Is there no byte order reverse opcode in x86?

glugglug

Diamond Member
Jun 9, 2002
5,340
1
81
With all the instruction sets that have been added in recent years (MMX, 3d now!, SSE, SSE2, etc), this seems like a REALLY big hole to me.

It's not only useful for the obvious nothl/htonl function used after every time you resolve a dns name to an IP address. It's also incredibly useful for writing a high speed strcmp, as if the character order is changed to match the native endian byte order you can compare 4 chars at a time (or 8 on AMD64). This occurs a lot more than you might think - consider how lists of things get sorted for instance, or how a DB index works.

I use this technique in this sorting program I wrote, caching the first 8 bytes (in reverse order) of each line being sorted as an __int64, so then when figuring out where each line goes into the priority_queue, a 64-bit integer compare can be done rather than calling strcmp, and a normal string comparison only needs to be resorted to if the first 8 characters of the strings being compared are an exact match.
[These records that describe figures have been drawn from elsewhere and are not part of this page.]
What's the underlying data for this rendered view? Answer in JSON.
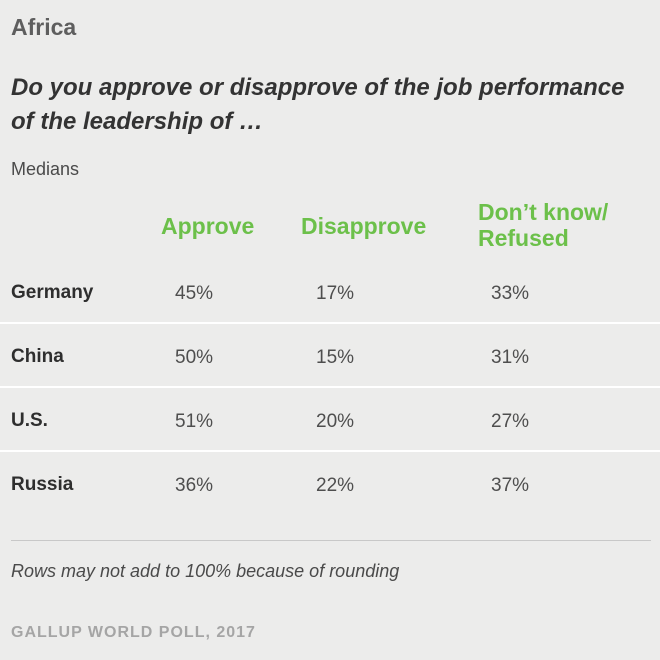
{
  "region": "Africa",
  "question": "Do you approve or disapprove of the job performance of the leadership of …",
  "subtitle": "Medians",
  "columns": [
    "Approve",
    "Disapprove",
    "Don’t know/ Refused"
  ],
  "rows": [
    {
      "country": "Germany",
      "values": [
        "45%",
        "17%",
        "33%"
      ]
    },
    {
      "country": "China",
      "values": [
        "50%",
        "15%",
        "31%"
      ]
    },
    {
      "country": "U.S.",
      "values": [
        "51%",
        "20%",
        "27%"
      ]
    },
    {
      "country": "Russia",
      "values": [
        "36%",
        "22%",
        "37%"
      ]
    }
  ],
  "note": "Rows may not add to 100% because of rounding",
  "source": "GALLUP WORLD POLL, 2017",
  "colors": {
    "header_green": "#6cc04a",
    "background": "#ececeb"
  },
  "chart_data": {
    "type": "table",
    "title": "Do you approve or disapprove of the job performance of the leadership of …",
    "columns": [
      "Approve",
      "Disapprove",
      "Don’t know/ Refused"
    ],
    "categories": [
      "Germany",
      "China",
      "U.S.",
      "Russia"
    ],
    "series": [
      {
        "name": "Approve",
        "values": [
          45,
          50,
          51,
          36
        ]
      },
      {
        "name": "Disapprove",
        "values": [
          17,
          15,
          20,
          22
        ]
      },
      {
        "name": "Don’t know/ Refused",
        "values": [
          33,
          31,
          27,
          37
        ]
      }
    ]
  }
}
Better yet, when AMD added the 64-bit extensions, they should have made the new modes mixed-endian, like a PowerPC. Those chips prefer big endian by default, but also natively support little endian because they had emulators in mind when designing it. It would be nice to have a Hammer be mixed endian so the mac emulation speed would still be faster than a comparably priced mac, even after the price drops that came with the G5 introduction.
 

een

Member
Aug 12, 2003
128
0
0
Ugh... I only understand the problem domain, but don't know the answer, have you tried posting in it the software forum? BTW, your program sounds pretty good, but why can't you get the next 8 bytes and compare them when the first eight bytes are identical because it would be faster than strcmp anyway

 

glugglug

Diamond Member
Jun 9, 2002
5,340
1
81
If I spend too much cpu cycles and RAM keeping cached reversed copies of the entire strings instead of just the beginning of them, the time spent doing this reversal defeats the advantage of the faster comparison. If ntohl was a CPU opcode on x86 this would not be the case.